2024年5月19日(日)

「コトネちゃんー、ご飯買ってきたよー!」


 看護師さんがコンビニ袋片手に病室に入ってくる。


「…すいません、お腹空いてないので」


 スマホの画面を見たまま答える。

 お医者様が言うには両足の骨折で全治3ヶ月という事だった。

 特に後遺症が残るようなこともなく、高階層から落ちた割には奇跡的なほど軽症らしい。


「御飯食べないと、点滴がいつまでも抜けないよ!」


 そう言うと私の視線の先にサンドイッチやプリンを差し出す。


「…机に置いといてください」

「ん、分かった」


 看護師さんは柔らかい声で返事をして、袋の中身を出していく。


「お友達と学校の先生がずっと廊下で待ってるけど、会わないの?」

「…会いたくないです」


 看護師さんがそっかと小さく呟いた。


「そういえば雲野正和さんは無事よ。

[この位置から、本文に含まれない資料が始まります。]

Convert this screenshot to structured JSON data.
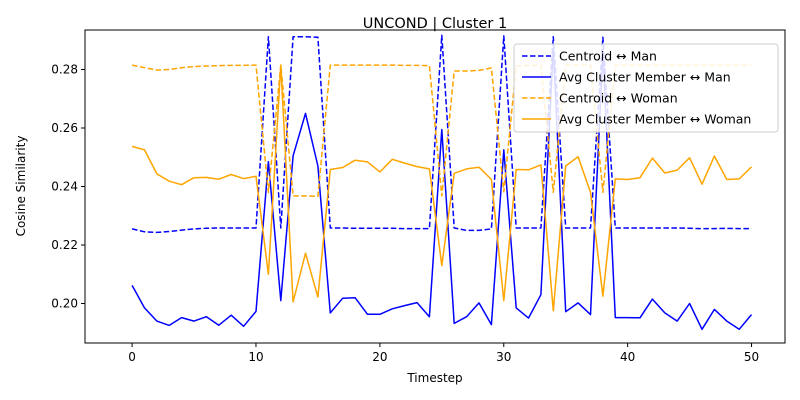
{
  "chart_data": {
    "type": "line",
    "title": "UNCOND | Cluster 1",
    "xlabel": "Timestep",
    "ylabel": "Cosine Similarity",
    "xlim": [
      -3.8,
      52.7
    ],
    "ylim": [
      0.1865,
      0.2935
    ],
    "xticks": [
      0,
      10,
      20,
      30,
      40,
      50
    ],
    "xtick_labels": [
      "0",
      "10",
      "20",
      "30",
      "40",
      "50"
    ],
    "yticks": [
      0.2,
      0.22,
      0.24,
      0.26,
      0.28
    ],
    "ytick_labels": [
      "0.20",
      "0.22",
      "0.24",
      "0.26",
      "0.28"
    ],
    "grid": false,
    "legend_position": "upper right",
    "x": [
      0,
      1,
      2,
      3,
      4,
      5,
      6,
      7,
      8,
      9,
      10,
      11,
      12,
      13,
      14,
      15,
      16,
      17,
      18,
      19,
      20,
      21,
      22,
      23,
      24,
      25,
      26,
      27,
      28,
      29,
      30,
      31,
      32,
      33,
      34,
      35,
      36,
      37,
      38,
      39,
      40,
      41,
      42,
      43,
      44,
      45,
      46,
      47,
      48,
      49,
      50
    ],
    "series": [
      {
        "name": "Centroid ↔ Man",
        "color": "#0000ff",
        "dash": true,
        "values": [
          0.2255,
          0.2245,
          0.2243,
          0.2246,
          0.2251,
          0.2255,
          0.2257,
          0.2258,
          0.2258,
          0.2258,
          0.2258,
          0.2912,
          0.2258,
          0.2912,
          0.2912,
          0.291,
          0.2258,
          0.2258,
          0.2257,
          0.2257,
          0.2257,
          0.2257,
          0.2256,
          0.2256,
          0.2256,
          0.2917,
          0.2258,
          0.225,
          0.225,
          0.2255,
          0.2915,
          0.2258,
          0.2258,
          0.2258,
          0.2912,
          0.2258,
          0.2258,
          0.2258,
          0.291,
          0.2258,
          0.2258,
          0.2258,
          0.2258,
          0.2258,
          0.2258,
          0.2257,
          0.2256,
          0.2256,
          0.2257,
          0.2256,
          0.2256
        ]
      },
      {
        "name": "Avg Cluster Member ↔ Man",
        "color": "#0000ff",
        "dash": false,
        "values": [
          0.2062,
          0.1985,
          0.194,
          0.1925,
          0.1952,
          0.194,
          0.1955,
          0.1926,
          0.196,
          0.1922,
          0.1973,
          0.2485,
          0.201,
          0.2505,
          0.265,
          0.247,
          0.1968,
          0.2018,
          0.202,
          0.1963,
          0.1963,
          0.1982,
          0.1993,
          0.2003,
          0.1955,
          0.2595,
          0.1932,
          0.1955,
          0.2002,
          0.1928,
          0.2525,
          0.1985,
          0.195,
          0.203,
          0.2872,
          0.1972,
          0.2002,
          0.1962,
          0.2862,
          0.1952,
          0.1952,
          0.1951,
          0.2015,
          0.1968,
          0.194,
          0.2,
          0.1912,
          0.198,
          0.194,
          0.1912,
          0.1962
        ]
      },
      {
        "name": "Centroid ↔ Woman",
        "color": "#ffa500",
        "dash": true,
        "values": [
          0.2815,
          0.2806,
          0.2798,
          0.28,
          0.2806,
          0.281,
          0.2812,
          0.2813,
          0.2814,
          0.2814,
          0.2815,
          0.238,
          0.2815,
          0.2368,
          0.2368,
          0.2366,
          0.2815,
          0.2815,
          0.2815,
          0.2815,
          0.2815,
          0.2815,
          0.2814,
          0.2814,
          0.2813,
          0.2368,
          0.2795,
          0.2795,
          0.2797,
          0.2805,
          0.2382,
          0.2812,
          0.2814,
          0.2815,
          0.238,
          0.2815,
          0.2815,
          0.2815,
          0.238,
          0.2815,
          0.2815,
          0.2815,
          0.2815,
          0.2815,
          0.2815,
          0.2815,
          0.2815,
          0.2815,
          0.2815,
          0.2815,
          0.2815
        ]
      },
      {
        "name": "Avg Cluster Member ↔ Woman",
        "color": "#ffa500",
        "dash": false,
        "values": [
          0.2537,
          0.2525,
          0.2443,
          0.2418,
          0.2406,
          0.243,
          0.2431,
          0.2425,
          0.2441,
          0.2427,
          0.2435,
          0.21,
          0.2815,
          0.2005,
          0.2172,
          0.2022,
          0.2458,
          0.2465,
          0.249,
          0.2484,
          0.245,
          0.2493,
          0.248,
          0.2468,
          0.246,
          0.213,
          0.2445,
          0.246,
          0.2466,
          0.2424,
          0.201,
          0.2458,
          0.2457,
          0.2474,
          0.1975,
          0.247,
          0.2502,
          0.238,
          0.2025,
          0.2426,
          0.2424,
          0.243,
          0.2497,
          0.2446,
          0.2456,
          0.2498,
          0.2408,
          0.2504,
          0.2424,
          0.2426,
          0.2467
        ]
      }
    ]
  }
}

特に後遺症が残る事もないって」

「そうですか」


 一瞬、看護師さんが誰の事を言っているか分からなかった。


「うん。じゃあ私は行くけど、何かあったらすぐに呼んでね」

「はい」


 看護師さんが病室を出ていく。


「うぅっ…。うっ…」


 結局その日も円香のラインを1日中見ていた。

 しかし、ラインに既読がつく事は無かった。